Trade-offs: Accuracy vs Speed vs Memory

Algorithm Query Speed Recall (Accuracy) Memory Usage Build Time
Brute Force Slow 100% (exact) Low None
HNSW Very Fast 95–99% High Slow
IVF Fast 90–97% Medium Medium
IVF-PQ Fast 85–95% Very Low Medium
LSH Very Fast 80–90% Medium Fast

Filtering with Metadata

Real applications rarely search only by vector similarity. You almost always need to combine similarity search with metadata filters (e.g., "find similar products, but only in the Electronics category, priced under $100").

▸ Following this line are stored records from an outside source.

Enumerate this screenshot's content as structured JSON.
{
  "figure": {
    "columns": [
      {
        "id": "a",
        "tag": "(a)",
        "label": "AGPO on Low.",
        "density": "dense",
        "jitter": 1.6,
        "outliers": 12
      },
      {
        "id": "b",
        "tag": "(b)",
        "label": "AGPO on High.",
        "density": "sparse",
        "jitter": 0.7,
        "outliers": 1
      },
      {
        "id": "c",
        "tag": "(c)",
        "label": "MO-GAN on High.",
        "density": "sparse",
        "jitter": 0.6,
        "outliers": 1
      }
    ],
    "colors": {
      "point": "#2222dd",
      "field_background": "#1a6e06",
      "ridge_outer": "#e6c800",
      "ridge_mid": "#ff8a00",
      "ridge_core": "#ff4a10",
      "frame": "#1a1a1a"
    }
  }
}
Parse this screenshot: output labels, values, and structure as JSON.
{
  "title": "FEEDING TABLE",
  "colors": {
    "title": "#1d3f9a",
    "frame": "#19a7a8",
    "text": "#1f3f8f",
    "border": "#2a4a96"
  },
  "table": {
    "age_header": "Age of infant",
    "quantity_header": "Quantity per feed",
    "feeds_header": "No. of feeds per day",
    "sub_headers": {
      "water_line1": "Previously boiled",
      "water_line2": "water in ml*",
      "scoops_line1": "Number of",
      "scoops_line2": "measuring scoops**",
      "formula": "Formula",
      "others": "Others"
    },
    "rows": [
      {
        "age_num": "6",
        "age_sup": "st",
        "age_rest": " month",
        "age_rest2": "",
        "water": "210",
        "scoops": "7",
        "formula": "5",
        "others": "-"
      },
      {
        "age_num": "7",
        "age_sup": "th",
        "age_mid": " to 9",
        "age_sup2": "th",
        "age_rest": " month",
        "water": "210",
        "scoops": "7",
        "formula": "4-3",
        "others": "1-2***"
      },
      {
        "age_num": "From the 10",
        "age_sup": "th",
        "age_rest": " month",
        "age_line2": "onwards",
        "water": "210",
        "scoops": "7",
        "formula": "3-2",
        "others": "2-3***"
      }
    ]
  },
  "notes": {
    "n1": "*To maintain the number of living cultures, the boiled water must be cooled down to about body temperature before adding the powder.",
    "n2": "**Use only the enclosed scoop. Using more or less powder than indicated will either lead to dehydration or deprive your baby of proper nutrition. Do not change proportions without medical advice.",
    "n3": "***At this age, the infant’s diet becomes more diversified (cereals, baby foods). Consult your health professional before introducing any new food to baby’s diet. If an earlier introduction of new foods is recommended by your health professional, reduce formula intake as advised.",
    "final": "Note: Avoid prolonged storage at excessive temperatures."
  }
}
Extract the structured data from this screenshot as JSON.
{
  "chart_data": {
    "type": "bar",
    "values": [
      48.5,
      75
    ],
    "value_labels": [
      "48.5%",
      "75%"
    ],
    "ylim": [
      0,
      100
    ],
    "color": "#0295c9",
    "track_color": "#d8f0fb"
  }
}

Vector databases support two filtering strategies:

  • Pre-filtering: Apply metadata filters first, then search only the matching vectors. Guarantees all results match the filter, but may reduce search quality if too few vectors remain.
  • Post-filtering: Search all vectors first, then remove results that do not match the filter. Better search quality, but may return fewer than k results.
Conceptual - Filtered Vector Search 
# Pseudo-code for filtered similarity search
results = vector_db.query(
    vector=query_embedding,
    top_k=10,
    filter={
        "category": "electronics",
        "price": {"$lt": 100},
        "in_stock": True
    }
)
# Returns the 10 most similar vectors that also
# match ALL metadata filter conditions

💡 Quick Quiz

If you have 100 million vectors and need sub-10ms query latency with 95%+ recall, which indexing algorithm would you choose and why?

HNSW is generally the best choice here. Its 95-99% recall at very fast query speeds makes it ideal, provided you have enough RAM. Most production vector databases default to HNSW for this reason.